Industry Voice: Is the world moving again?
Seventy-five million expats in 2022: what the data tells us about pandemic and recovery in the age of mobility. Finaccord Manager David Bowles and Associate Grace Cuddihy crunch the numbers
Until March 2020, movement was normal: the world had become used to over half a century of broadly continuous rises in global mobility, fuelled by growing international trade, cheaper and more plentiful flights, and the rising aspirations of the planet’s ever-growing population.
Defining expatriates as people who stay in a foreign country for between six months and five years, Finaccord’s new report, Global Expatriates: Size, Segmentation and Forecast for the Worldwide Market 2023, estimates that there were 68.8 million worldwide in 2019.
This made Covid-19, officially labelled a pandemic by the World Health Organization (WHO) on 11 March 2020, an unprecedented shock in the age of mobility. Borders closed, planes emptied, plans to move were cancelled or put on hold, and millions of expatriates around the world faced new dilemmas: unsure of when, or even if, travel would return to normal, should they stay or return home?
Responses to the pandemic
Looking back four years later, we can see how this unprecedented shock brought about equally new responses, from lockdown measures and financial support to the astonishingly rapid development and deployment of vaccines. Two years after the pandemic’s onset, the world had started, fitfully and uncertainly, to return to something like normality. Global Expatriates tracks the differences between 2019 and 2022, showing how each country’s response affected resident expat populations in very different ways.
Countries whose lockdowns ended earlier or were less severe seem to have seen a quicker return to growth
The overall pattern is one of recovery: Finaccord estimates that there were 75.2 million expatriates in 2022, 9% higher than in 2019. This might suggest that growth was reduced but not reversed by the pandemic. However, it’s important to dig beneath the headline numbers.
Covid-19 was not the only shock to impact these figures: the mass exodus in 2022 caused by the conflict in Ukraine amounted to around six million people by the year’s end.* Excluding this huge group across Europe, global numbers between 2019 and 2022 look essentially flat, in stark contrast to the continuous rise of previous years. This static overall picture is of course the result of a dynamic reality: a combination of dramatically reduced arrivals, decisions to return home, and, in 2022, the beginnings of a return to movement.
Each country, and each expat population within that country, tells its own story. Countries whose lockdowns ended earlier or were less severe seem to have seen a quicker return to growth: Switzerland, for example, saw 10% growth between 2019 and 2022.
By contrast, for countries like China, stringent controls remained well into 2022, and consequently the 2022 total of half a million resident expatriates was almost half the number seen in 2019.
Covid-19, officially labelled a pandemic by the World Health Organization (WHO) on 11 March 2020, was an unprecedented shock in the age of mobility
Both Saudi Arabia and the United Arab Emirates – the largest destination countries Finaccord has studied with over eight million expatriates resident in each – proved resilient, with growth between 2019 and 2022, but the US, the third largest destination in 2019, had fallen to fourth in 2022, behind Germany. In the case of the US, reduced movement during the pandemic (and in particular a fall in ‘snowbirds’ – temporary winter residents from Canada) exacerbated a pre-existing decline.
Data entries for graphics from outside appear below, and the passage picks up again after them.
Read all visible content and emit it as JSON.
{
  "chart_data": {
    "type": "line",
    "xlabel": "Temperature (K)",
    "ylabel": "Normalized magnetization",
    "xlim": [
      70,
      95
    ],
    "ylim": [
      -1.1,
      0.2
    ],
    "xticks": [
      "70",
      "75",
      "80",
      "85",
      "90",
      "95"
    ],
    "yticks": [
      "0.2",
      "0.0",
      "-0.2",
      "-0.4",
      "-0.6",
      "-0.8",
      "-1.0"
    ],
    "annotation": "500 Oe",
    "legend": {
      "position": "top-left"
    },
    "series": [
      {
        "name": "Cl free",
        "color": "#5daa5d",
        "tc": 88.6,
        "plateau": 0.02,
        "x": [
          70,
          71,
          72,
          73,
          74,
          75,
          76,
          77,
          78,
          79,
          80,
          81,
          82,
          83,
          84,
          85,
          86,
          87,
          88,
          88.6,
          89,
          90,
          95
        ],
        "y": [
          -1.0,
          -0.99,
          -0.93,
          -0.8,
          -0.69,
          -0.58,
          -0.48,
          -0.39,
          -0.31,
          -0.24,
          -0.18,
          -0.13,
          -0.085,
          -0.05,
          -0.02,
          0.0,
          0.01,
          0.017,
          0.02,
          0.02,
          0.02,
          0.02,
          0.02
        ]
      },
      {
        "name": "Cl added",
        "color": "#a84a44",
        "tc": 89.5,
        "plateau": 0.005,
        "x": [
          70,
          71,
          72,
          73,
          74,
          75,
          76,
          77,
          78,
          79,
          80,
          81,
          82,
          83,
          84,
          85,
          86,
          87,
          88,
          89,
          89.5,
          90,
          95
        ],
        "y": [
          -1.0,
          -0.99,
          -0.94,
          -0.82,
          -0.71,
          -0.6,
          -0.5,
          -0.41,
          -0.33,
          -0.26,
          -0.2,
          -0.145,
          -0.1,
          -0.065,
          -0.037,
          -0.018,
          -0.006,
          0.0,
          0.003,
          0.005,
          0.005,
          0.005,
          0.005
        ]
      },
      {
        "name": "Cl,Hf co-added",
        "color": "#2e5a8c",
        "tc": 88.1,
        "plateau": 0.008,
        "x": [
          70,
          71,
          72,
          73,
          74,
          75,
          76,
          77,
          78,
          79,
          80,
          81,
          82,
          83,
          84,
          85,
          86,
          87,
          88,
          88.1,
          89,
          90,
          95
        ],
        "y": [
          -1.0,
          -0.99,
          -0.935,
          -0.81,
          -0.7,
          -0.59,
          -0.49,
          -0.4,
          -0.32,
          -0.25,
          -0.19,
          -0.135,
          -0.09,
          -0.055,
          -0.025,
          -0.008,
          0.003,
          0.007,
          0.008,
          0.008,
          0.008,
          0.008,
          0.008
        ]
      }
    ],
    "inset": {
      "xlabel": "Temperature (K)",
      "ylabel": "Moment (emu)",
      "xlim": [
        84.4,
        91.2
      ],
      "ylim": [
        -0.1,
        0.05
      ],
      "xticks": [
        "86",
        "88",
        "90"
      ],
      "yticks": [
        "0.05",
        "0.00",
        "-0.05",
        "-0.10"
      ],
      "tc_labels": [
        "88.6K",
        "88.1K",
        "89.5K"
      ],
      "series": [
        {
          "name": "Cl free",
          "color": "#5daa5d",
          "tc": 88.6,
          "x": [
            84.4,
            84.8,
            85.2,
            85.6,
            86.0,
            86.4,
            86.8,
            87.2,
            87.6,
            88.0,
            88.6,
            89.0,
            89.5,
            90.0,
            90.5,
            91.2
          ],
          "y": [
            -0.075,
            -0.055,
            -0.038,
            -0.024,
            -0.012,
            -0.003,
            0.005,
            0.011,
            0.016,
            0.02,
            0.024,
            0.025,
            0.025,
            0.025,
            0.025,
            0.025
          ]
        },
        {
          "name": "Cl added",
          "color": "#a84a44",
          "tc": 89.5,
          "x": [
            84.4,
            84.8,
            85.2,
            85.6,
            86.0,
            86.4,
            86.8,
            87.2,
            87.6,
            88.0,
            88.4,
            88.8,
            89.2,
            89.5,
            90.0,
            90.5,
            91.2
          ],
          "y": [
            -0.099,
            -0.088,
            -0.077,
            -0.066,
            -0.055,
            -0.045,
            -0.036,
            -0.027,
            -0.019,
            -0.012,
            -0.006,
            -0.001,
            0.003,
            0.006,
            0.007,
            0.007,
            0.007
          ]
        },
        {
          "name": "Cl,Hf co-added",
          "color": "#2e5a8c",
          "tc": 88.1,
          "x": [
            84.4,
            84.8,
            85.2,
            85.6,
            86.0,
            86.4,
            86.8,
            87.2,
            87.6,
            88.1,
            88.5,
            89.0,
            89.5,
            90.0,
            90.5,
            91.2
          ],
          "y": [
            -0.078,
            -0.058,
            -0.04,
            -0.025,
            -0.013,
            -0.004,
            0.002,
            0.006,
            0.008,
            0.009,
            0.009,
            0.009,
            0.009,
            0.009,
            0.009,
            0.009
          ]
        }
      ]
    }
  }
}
Finaccord’s figures also show how Covid-19 changed the landscape in terms of types of expat. International students appear to have put their plans on hold more than they cancelled them, producing pent-up demand: the numbers bounced back relatively quickly in many countries, with the UK in particular seeing dramatic growth between 2019 and 2022. The global total hit 7.8 million in 2022, higher than the 7.2 million seen in 2019. By contrast, for corporate and other transferees, a recovery was not yet evident by 2022: numbers fell from 0.92 to 0.85 million. Finaccord does not forecast a full recovery for this ‘classic’ type of expatriate: by disrupting movement and promoting ways of remote working and meeting, the pandemic exacerbated existing trends towards localisation and away from long-term expatriate postings.
On the broadest level, Finaccord’s data shows that the pandemic was a disruption, not a change in direction
A disruption to mobility
On the broadest level, then, Finaccord’s data shows that the pandemic was a disruption, not
a change in direction: the age of mobility moves on. But diving into the details also reveals a diversely impacted and changed landscape, shaped not only by Covid-19 but also by conflicts and political developments.
International health insurers, travel insurers, and others providing services for expatriates would do well to study this landscape – and to be ready for whatever shocks the future may have in store. Normal is no longer a guarantee.
*Finaccord’s expatriate figures exclude the large numbers of asylum seekers and refugees worldwide whose status is undetermined, but those displaced from Ukraine were fast-tracked through new visa schemes. Though less impactful in terms of total numbers, arrivals from Hong Kong also spiked dramatically in several countries.